Я отбросил на пол газету, повернулся на бок и попытался заснуть. Никаких таблеток, ни в коем случае, иначе вялость и раскисшее состояние, завтра голова должна быть ясной, как солнечный день. Я начал считать овец в огромной отаре, овцы блеяли, словно Хилсмен кутал их в серые мекленбургские шинели перед расстрелом из снайперской винтовки. Одна овца, вторая овца, третья овца…
Зарежем штыками мы белую гидру, тогда заживем веселей!
Газета “Одесский коммунист”, 1918 г.
“Се-емь” – прозвенело в башке, этот будильник никогда не подводил. Раз-два! – серия упражнений с эспандером и гантелями и ледяной душ – день предстоял тяжелый, прожить в нем и, возможно, умереть следовало красиво: с отлично выбритыми щеками и в любимом сером костюме в светлую полоску.
Ритуал начал я с особой помпой, достал свежий “жиллет” и начал ворожить им, бросая теплые взгляды на вереницы одеколонов и лосьонов, выстроившихся на полке, подобно каре гвардейцев на плац-параде.
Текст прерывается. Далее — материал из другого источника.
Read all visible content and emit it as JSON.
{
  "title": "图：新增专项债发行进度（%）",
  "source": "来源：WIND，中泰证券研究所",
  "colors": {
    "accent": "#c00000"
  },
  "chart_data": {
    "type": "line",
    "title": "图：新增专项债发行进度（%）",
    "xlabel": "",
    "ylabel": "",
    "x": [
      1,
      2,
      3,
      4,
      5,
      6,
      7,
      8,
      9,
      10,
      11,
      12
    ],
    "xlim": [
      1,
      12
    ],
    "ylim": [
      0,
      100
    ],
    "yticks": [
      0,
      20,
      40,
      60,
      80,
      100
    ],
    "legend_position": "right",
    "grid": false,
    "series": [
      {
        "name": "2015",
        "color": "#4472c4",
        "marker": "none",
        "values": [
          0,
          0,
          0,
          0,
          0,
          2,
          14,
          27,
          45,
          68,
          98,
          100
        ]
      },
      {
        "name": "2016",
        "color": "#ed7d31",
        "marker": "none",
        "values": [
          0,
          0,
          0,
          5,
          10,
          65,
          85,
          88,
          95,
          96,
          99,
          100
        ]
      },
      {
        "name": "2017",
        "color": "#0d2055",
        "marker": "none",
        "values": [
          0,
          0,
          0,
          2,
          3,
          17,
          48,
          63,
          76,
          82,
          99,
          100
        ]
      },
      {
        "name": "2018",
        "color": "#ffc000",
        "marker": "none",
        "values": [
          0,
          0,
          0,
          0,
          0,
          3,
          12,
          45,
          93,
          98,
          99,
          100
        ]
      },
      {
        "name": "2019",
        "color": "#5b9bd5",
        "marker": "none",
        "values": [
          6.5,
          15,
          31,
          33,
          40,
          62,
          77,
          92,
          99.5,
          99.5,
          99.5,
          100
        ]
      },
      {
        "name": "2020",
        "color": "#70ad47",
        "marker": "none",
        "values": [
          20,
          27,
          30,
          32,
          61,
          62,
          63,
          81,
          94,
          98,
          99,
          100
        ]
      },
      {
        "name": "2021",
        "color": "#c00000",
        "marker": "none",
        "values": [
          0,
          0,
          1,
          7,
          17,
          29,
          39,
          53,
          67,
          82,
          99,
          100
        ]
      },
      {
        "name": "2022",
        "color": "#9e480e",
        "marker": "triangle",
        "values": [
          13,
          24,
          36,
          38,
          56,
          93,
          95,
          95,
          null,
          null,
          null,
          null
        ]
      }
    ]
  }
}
Каждый лосьон существовал сам по себе и будил музыкальные ассоциации в моей не шибко музыкальной душе, в основном романсы, шлягеры и еще не выветрившиеся стишки.
“Ярдли” – “Взгляд твоих черных очей в сердце моем пробудил…”
“Шанель-5” – “Ах, не люблю я вас, да и любить не стану, коварных ваших глаз не верю я обману”.
“Фаберже” – “Частица черта в нас заключена подчас”.
“Ронхилл” – “Бей в барабан и не бойся беды, и маркитантку целуй вольней!”
“Аква вельва” – “Гори, гори, моя звезда”.
“Шипр”, вывезенный из Мекленбурга, на который для маскировки (как вдруг попал ко мне этот одеколон?) я приклеил этикетку “Денима”, – песня без слов, скелет динозавра, вечное напоминание о еще не испорченном Алексе в ратиновом пальто, велюровой шляпе и туфлях на белом каучуке, любившем рвануть кружку пива в киоске около Беломекленбургского вокзала.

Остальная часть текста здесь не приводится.